EU-Kommission stellt "Kompass für Wettbewerbsfähigkeit" vor
Starker Fokus der EU auf die wirtschaftliche Transformation hin zu mehr Wettbewerbsfähigkeit – "Kompass für Wettbewerbsfähigkeit" beruht auf 3 Schlüsselbereichen: Innovation, Dekarbonisierung und Sicherheit und soll in den nächsten 5 Jahren seine Wirkung entfalten

Nach Angaben der Europäischen Kommission fiel Europa in den vergangenen 2 Jahrzehnten bei den Produktivitätszuwächsen gegenüber anderen großen Volkswirtschaften weltweit zurück.
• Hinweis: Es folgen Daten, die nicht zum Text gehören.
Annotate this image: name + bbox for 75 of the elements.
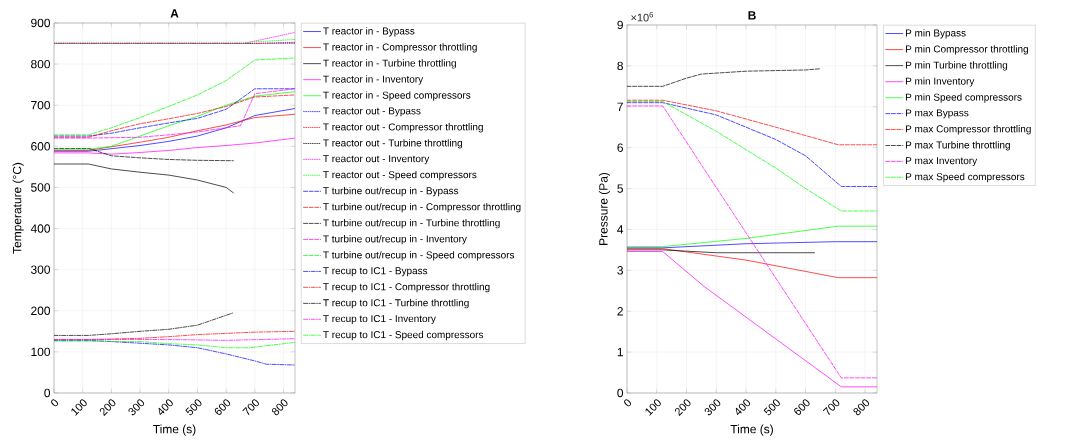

Um diesen Trend umzukehren und die EU wirtschaftlich weiterhin zu stärken, stellte die Europäische Kommission am 29. Januar 2025 den "Kompass für Wettbewerbsfähigkeit" vor. Dieser Kompass soll als Leitfaden für die Amtszeit der neuen Europäischen Kommission dienen und damit die Grundlage zur Stärkung der europäischen Wettbewerbsfähigkeit bilden. Die Mitteilung listet beispielhaft Maßnahmen und Initiativen für die nächsten Jahre auf. Die Europäische Kommission betont dabei die Ziele des "European Green Deal" nicht aufzuweichen, vielmehr nur die Transformation schneller und effizienter mit richtigen Anreizen für marktgesteuerte und technologieneutrale Lösungen erreichen zu wollen.
Kommissionspräsidentin Ursula von der Leyen: "Die Welt wartet nicht auf uns"
Kommissionspräsidentin Ursula von der Leyen betonte anlässlich der Präsentation zu den Herausforderungen, denen sich die EU im globalen Wettbewerb stellen müsse:
"Europa hat alles, was es braucht, um bei diesem Rennen zu gewinnen. Gleichzeitig müssen wir jedoch unsere Schwächen überwinden und wieder wettbewerbsfähig werden. Der 'Kompass für Wettbewerbsfähigkeit' macht aus den hervorragenden Empfehlungen des 'Draghi-Berichts' einen Fahrplan. Unser Plan steht also. Wir haben den politischen Willen. Jetzt kommt es auf Geschwindigkeit und Einigkeit an. Die Welt wartet nicht auf uns. Darin sind sich alle Mitgliedstaaten einig. Nun wollen wir diesem Konsens Taten folgen lassen."
Stéphane Séjourné, Exekutiv-Vizepräsident der Kommission und für Wohlstand und Industriestrategie zuständig, erklärte:
"Mit dem Kompass legt die Kommission ihre Wirtschaftsstrategie für die nächsten 5 Jahre vor. Diese Strategie ist einfach und lässt sich in einem Schlüsselwort zusammenfassen: Wettbewerbsfähigkeit. Wettbewerbsfähigkeit als Kriterium in jedem Euro, den wir ausgeben werden, und in jeder Initiative, die wir vorschlagen werden. Aus diesem Anspruch ergibt sich ein Arbeitsprogramm mit 3 Schwerpunkten: Vereinfachen, investieren und bei unseren wirtschaftlichen Prioritäten schneller werden. Von diesem Kompass muss für Europa und die Europäerinnen und Europäer ein Signal des Umdenkens ausgehen. Europa wird damit berechenbarer und hält gleichzeitig Kurs bei unserem europäischen Modell – dekarbonisiert, sozial und im Einklang mit unseren Werten."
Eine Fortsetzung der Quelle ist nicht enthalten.